It was always a risk that states would use funding from the federal Infrastructure Investment and Jobs Act to double down on the transportation systems that create congestion and air pollution.
“A $283 million boost in federal highway money that Wisconsin is getting from Washington got approval from the Legislature’s budget committee Tuesday, but only after the Republican majority rewrote some of the spending plan for the new funds,” reports Erik Gunn for the Wisconsin Examiner.
“The money comes to the state as a result of the federal [Infrastructure Investment and Jobs Act] enacted in late 2021 and the 2022 federal appropriations bill that followed this March,” adds Gunn to explain the state’s largesse.

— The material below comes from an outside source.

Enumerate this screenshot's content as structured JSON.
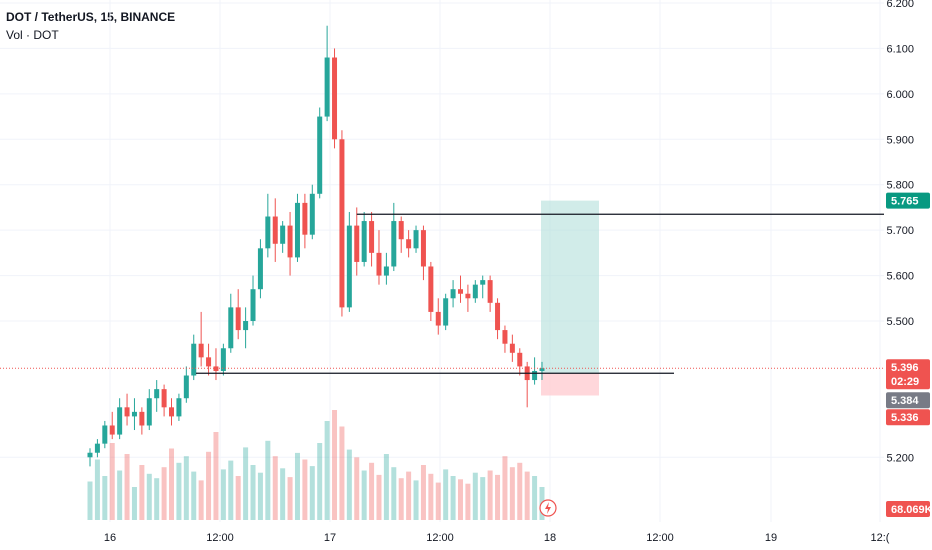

The reasoning behind the Republican rewrite of the spending plan is worth paying attention for planners and advocates hoping to fund and complete projects proven to reduce automobile trips, reduce congestion, and reduce air pollution from combustion engines. The original plan for the $283 million, proposed by the Wisconsin Department of Transportation (WisDOT), devoted $4.3 million of the funding to the state’s Congestion Mitigation and Air Quality Improvement program (CMAQ). The changes implemented by Republican committee members, however, ensure that the CMAQ funding won’t be spent on bicycle, pedestrian, or trail facilities.
The WisDOT is limited to spending CMAG funds in non-attainment and maintenance counties (i.e., high air pollution areas, as defined by federal law) in southeastern and northeastern Wisconsin—Milwaukee, Racine, Kenosha, Waukesha, Washington, Ozaukee, Walworth, Sheboygan, Kewaunee, Manitowoc, and Door—so the funding changes deliver a blow to plans in the locations that need non-polluting transportation projects the most.